Nesta nova obra José Tolentino Mendonça, poeta e sacerdote, explica que “o tempo atual representa também uma oportunidade para nos reencontrarmos. Confinados a um isolamento, compreendemos talvez melhor o que significa ser – e ser de forma radical – uma comunidade.”

Neste pequeno volume, pode ainda ler-se na sinopse de apresentação, “reúnem-se três temas essenciais para a atualidade portuguesa: 1) o que é amar um país; 2) qual o sentido da palavra «esperança» em tempos de pandemia; e 3) de que forma a beleza, a graça e a fé podem combater a solidão e a calamidade do nosso tempo. O primeiro tema é abordado no discurso de José Tolentino Mendonça (que mereceu vários elogios públicos) nas cerimónias do Dia de Portugal a 10 de junho de 2020, aqui publicado na íntegra.”

O segundo tema está na origem de um texto intitulado «O Poder da Esperança», publicado originalmente no início da pandemia, e onde se viaja pelo meio dos clássicos, da filosofia, da teologia e da poesia – como experiências da catástrofe e da terapia de resposta.

Finalmente, “o livro encerra com onze textos dispersos que prolongam a leitura dos livros anteriores de José Tolentino Mendonça em torno da necessidade da beleza e contemplação em tempos de solidão, imprevisibilidade e dor extrema.”

Trata-se, por isso, de “um livro de grande urgência – que diz respeito a todos, crentes e não crentes.
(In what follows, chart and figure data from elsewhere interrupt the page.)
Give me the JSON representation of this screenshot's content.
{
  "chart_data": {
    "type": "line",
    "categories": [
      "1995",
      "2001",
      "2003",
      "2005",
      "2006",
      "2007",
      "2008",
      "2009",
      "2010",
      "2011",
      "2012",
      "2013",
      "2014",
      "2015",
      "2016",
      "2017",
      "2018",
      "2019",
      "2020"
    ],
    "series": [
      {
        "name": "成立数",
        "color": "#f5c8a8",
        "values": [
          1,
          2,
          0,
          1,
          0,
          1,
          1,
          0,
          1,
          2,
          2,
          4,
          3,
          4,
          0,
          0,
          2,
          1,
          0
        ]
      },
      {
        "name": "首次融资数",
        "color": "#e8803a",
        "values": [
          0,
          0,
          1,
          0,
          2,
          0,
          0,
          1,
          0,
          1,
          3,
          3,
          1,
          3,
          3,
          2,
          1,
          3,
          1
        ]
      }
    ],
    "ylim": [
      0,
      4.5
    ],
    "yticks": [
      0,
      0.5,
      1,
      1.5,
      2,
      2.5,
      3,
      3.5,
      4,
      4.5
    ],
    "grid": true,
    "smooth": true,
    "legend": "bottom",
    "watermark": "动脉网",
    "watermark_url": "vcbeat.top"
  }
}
Sobretudo, a todos os portugueses.” «E bem precisávamos de um homem do humanismo e, portanto, da cultura, de um pensador, de um escritor, de um poeta para nos falar da importância dos outros e da sua redescoberta, a começar nas famílias, nas vizinhanças, nas amizades, da atenção aos mais pobres, vulneráveis e dependentes, do pacto entre gerações, tentando ultrapassar o abismo já cavado entre os mais e os menos jovens.», como disse Marcelo Rebelo de Sousa, Presidente da República, sobre o discurso do Cardeal Tolentino Mendonça.